15.2 In circumstances where the Company exercises its discretion under 11.2 and a Termination Event occurs the Company shall be immediately entitled, without notice to the Purchaser, to repossess or otherwise take back possession and control of the Vehicle. The Purchaser hereby irrevocably authorises the Company to enter onto any properties within its ownership, possession or control so as to enable the Company repossess or otherwise take back possession and control of the Vehicle (where deemed necessary by the Company to do so) on the occurrence of a Termination Event.
16. Entire Agreement
16.1 The Contract constitutes the entire agreement between the Purchaser and Company (collectively known as “the parties”) relating to the purchase of the Vehicle. The Purchaser acknowledges and agrees that it has not relied on any statement, promise or representation (whether written, oral or implied) made or given by or on behalf of the Company which is not set out in the Contract. The terms and conditions set out in the Contract (the definition of which includes the VPO) are the only ones on which the Company will supply the Vehicle and prevail over any terms and conditions put forward by the Purchaser, including any terms or conditions which the Purchaser purports to apply which are endorsed on, delivered with or contained in any confirmation of order or any other document exchanged.
16.2 There are no conditions or warranties of any nature express or implied attaching to the Contract other than those which are contained in the Contract.
16.3 Salesmen or agents of the Company are not entitled verbally, or otherwise, to vary the conditions of the Contract or bind the Company and the Purchaser hereby acknowledges that no such communications shall form part of the Contract or in any way bind the Company.

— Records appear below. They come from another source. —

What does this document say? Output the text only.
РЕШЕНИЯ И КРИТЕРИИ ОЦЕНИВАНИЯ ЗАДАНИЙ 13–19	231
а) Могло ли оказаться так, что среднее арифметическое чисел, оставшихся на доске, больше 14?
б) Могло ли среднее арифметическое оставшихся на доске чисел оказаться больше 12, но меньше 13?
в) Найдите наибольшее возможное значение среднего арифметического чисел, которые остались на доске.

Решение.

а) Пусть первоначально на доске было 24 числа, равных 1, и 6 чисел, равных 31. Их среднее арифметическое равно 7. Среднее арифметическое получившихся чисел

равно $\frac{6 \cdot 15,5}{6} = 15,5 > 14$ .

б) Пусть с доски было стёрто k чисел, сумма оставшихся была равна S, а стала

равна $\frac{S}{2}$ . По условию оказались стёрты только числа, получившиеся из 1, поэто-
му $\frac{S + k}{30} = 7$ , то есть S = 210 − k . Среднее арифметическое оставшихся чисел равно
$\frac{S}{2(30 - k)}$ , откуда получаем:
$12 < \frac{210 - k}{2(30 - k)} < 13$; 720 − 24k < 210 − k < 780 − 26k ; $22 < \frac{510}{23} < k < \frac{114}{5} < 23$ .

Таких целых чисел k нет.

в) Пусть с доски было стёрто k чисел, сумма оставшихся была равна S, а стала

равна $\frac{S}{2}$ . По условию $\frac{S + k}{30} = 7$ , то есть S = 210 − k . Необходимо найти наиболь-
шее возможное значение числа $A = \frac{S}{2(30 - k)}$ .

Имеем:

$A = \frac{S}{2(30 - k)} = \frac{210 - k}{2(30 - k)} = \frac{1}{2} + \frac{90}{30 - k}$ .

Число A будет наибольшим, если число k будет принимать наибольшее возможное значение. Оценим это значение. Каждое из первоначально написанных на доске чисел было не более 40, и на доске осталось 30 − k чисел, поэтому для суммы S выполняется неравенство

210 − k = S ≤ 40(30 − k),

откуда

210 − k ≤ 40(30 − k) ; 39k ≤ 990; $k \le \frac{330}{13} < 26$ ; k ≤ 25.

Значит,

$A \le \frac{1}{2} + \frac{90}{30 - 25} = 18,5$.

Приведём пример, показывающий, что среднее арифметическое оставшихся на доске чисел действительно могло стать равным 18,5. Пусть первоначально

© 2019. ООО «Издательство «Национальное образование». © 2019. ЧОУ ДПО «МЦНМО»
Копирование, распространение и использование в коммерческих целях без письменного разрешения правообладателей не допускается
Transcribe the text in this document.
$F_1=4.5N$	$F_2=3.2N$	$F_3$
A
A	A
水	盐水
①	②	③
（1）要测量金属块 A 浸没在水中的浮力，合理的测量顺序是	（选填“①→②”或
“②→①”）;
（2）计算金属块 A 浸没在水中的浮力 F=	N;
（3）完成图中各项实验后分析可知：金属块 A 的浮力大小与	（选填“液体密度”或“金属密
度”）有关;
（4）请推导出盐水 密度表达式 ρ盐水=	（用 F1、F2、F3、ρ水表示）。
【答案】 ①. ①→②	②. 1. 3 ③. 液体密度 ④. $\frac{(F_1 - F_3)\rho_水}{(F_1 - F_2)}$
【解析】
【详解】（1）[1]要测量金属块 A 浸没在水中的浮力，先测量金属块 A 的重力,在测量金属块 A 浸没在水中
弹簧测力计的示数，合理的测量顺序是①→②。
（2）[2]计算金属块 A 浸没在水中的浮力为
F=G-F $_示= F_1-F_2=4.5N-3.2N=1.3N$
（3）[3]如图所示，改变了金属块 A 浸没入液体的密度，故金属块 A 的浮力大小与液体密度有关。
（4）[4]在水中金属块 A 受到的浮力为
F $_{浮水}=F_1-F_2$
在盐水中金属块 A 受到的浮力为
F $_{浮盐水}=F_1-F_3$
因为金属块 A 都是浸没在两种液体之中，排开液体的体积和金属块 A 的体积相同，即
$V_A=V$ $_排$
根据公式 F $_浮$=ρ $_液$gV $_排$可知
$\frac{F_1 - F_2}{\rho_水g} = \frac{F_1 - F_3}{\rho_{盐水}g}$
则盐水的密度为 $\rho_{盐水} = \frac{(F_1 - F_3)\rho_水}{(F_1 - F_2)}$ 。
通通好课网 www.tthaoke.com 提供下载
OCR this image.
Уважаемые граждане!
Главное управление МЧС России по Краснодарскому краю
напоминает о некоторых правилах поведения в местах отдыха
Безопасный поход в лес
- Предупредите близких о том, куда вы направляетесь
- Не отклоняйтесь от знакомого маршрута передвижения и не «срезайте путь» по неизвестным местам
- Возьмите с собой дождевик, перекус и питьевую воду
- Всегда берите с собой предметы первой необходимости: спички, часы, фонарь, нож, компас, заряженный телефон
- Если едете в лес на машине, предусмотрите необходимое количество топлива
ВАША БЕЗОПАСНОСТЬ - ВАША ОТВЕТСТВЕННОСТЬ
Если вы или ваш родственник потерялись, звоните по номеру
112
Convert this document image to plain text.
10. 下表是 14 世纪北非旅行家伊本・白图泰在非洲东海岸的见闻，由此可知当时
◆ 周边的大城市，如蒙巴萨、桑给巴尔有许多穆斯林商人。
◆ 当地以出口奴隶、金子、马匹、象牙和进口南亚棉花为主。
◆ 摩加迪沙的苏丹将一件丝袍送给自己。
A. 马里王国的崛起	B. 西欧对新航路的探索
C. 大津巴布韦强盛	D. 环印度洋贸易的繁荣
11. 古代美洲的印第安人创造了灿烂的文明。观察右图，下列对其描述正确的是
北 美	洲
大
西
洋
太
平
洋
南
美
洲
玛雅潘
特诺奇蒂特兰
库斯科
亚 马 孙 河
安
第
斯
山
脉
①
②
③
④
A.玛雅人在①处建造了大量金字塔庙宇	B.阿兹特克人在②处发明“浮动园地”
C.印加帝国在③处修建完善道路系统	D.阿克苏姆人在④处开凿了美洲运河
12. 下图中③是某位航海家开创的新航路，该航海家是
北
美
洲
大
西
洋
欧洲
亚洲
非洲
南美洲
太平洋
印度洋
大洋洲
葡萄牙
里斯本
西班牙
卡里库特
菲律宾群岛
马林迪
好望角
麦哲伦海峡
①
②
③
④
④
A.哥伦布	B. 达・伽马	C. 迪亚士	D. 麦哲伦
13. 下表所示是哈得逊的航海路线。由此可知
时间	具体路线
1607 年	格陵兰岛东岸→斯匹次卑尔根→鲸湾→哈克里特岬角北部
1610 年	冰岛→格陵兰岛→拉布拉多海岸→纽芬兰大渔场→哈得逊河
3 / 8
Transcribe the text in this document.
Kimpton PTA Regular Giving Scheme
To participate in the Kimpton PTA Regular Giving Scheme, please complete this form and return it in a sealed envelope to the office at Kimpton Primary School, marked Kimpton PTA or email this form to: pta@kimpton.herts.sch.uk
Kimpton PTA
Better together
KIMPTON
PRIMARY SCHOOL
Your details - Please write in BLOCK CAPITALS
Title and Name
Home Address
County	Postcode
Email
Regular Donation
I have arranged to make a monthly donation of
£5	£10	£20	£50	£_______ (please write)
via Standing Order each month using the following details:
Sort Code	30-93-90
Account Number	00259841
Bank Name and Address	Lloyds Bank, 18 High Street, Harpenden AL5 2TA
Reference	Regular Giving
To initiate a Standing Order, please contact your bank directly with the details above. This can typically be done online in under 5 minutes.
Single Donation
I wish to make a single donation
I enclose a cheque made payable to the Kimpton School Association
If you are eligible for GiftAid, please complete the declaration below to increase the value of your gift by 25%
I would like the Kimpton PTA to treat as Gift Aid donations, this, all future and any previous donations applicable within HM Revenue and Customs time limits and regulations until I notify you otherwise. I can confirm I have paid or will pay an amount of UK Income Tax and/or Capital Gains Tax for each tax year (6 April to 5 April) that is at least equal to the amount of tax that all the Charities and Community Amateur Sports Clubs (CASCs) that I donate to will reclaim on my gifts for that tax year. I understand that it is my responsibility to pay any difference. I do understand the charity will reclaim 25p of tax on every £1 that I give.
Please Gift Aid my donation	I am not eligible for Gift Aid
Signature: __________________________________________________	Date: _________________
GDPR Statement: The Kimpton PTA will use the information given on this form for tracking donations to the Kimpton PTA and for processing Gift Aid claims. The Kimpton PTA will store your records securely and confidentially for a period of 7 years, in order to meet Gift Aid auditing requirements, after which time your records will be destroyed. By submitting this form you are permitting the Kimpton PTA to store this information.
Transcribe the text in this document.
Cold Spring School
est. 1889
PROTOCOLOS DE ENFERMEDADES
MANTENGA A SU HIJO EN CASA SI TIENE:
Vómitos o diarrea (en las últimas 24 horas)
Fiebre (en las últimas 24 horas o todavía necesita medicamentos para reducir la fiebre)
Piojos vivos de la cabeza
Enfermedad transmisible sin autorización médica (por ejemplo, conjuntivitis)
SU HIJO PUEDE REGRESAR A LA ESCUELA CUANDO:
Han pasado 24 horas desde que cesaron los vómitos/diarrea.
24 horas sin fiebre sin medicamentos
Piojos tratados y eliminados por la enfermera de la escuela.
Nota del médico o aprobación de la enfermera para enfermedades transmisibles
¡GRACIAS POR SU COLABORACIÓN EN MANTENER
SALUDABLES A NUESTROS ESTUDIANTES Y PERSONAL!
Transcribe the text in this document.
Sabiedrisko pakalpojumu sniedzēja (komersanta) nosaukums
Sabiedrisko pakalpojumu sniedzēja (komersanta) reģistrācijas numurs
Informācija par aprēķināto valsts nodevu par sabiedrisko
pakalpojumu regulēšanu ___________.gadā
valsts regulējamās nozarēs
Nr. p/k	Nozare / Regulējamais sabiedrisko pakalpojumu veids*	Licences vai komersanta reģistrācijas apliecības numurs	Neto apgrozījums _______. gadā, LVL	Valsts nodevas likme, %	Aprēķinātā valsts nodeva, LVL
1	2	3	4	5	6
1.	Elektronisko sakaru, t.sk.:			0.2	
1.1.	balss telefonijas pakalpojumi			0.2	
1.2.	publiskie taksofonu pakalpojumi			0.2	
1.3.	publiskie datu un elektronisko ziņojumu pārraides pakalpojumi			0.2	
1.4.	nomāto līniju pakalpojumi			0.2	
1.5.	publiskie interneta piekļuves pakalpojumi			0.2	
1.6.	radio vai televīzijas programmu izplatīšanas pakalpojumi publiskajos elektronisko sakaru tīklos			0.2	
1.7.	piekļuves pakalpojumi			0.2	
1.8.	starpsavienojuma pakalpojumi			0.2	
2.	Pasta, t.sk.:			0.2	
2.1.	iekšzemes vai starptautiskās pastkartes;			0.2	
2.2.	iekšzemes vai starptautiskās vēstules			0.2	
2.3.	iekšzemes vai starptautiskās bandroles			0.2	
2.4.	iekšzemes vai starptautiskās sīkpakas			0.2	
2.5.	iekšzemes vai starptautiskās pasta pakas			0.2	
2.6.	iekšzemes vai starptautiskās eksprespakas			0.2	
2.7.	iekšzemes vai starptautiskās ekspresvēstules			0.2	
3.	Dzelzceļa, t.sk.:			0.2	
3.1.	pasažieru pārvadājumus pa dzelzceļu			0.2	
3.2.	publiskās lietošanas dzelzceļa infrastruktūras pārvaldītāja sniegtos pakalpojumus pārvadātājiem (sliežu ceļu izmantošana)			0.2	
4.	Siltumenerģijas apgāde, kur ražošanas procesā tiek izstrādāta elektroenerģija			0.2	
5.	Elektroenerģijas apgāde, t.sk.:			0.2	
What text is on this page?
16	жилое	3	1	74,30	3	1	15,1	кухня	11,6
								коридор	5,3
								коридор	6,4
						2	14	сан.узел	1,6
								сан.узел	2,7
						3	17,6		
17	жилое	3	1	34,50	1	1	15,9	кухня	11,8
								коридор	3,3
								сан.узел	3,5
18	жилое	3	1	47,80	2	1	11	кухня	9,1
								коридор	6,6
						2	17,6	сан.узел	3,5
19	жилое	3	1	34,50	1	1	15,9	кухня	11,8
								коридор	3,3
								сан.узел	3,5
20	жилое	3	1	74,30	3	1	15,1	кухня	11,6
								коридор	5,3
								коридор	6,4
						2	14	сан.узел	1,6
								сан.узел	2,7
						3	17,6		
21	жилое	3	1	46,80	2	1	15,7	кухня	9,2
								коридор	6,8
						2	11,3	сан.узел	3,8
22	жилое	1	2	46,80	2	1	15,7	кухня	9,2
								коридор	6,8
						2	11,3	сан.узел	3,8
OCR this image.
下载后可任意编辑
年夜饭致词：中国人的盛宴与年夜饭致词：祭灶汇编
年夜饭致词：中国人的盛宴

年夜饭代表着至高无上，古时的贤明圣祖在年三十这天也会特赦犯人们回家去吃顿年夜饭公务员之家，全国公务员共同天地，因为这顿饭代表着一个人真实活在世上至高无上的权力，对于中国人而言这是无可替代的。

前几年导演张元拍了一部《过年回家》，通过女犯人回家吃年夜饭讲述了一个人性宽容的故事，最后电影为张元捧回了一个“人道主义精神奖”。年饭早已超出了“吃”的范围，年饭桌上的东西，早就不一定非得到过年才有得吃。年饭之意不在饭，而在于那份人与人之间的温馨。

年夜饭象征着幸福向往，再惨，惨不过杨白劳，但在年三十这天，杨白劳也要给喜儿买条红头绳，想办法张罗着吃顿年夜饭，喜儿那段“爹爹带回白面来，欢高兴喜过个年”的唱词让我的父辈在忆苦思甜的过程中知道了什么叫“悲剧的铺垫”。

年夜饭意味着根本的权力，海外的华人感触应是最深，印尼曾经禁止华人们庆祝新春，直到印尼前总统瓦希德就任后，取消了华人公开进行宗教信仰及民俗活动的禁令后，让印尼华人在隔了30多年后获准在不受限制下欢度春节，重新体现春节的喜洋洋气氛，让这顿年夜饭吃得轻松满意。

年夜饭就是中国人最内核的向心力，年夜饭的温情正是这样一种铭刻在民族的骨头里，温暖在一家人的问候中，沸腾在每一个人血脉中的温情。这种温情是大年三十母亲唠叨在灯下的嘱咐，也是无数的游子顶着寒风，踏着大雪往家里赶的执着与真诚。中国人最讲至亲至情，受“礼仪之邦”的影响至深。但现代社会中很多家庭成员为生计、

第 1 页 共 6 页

16.4 In the event that the Terms and Conditions and VPO are inconsistent or contradictory, the VPO shall prevail.
17. Notice
17.1 Any notice required to be provided in accordance with the Contract must be in writing and delivered by pre-paid registered post to the address provided on the VPO and shall be deemed to be received three (3) working days thereafter. In circumstances where an email address is provided by the Purchaser on the VPO, notice by email shall be effective and deemed to be received on the same day as sent.
18. Governing Law
18.1 The Contract shall be governed by and construed in accordance with the Laws of Ireland and is subject to the exclusive jurisdiction of the Irish Courts.
19. Severability
19.1 The parties agree that if any term, condition, provision, or part thereof, in the Contract is deemed unenforceable by a Court, then such term, condition, provision, or part thereof, shall be removed without affecting the validity and enforceability of the remaining terms, conditions, provisions, or respective parts thereof, within the Contract.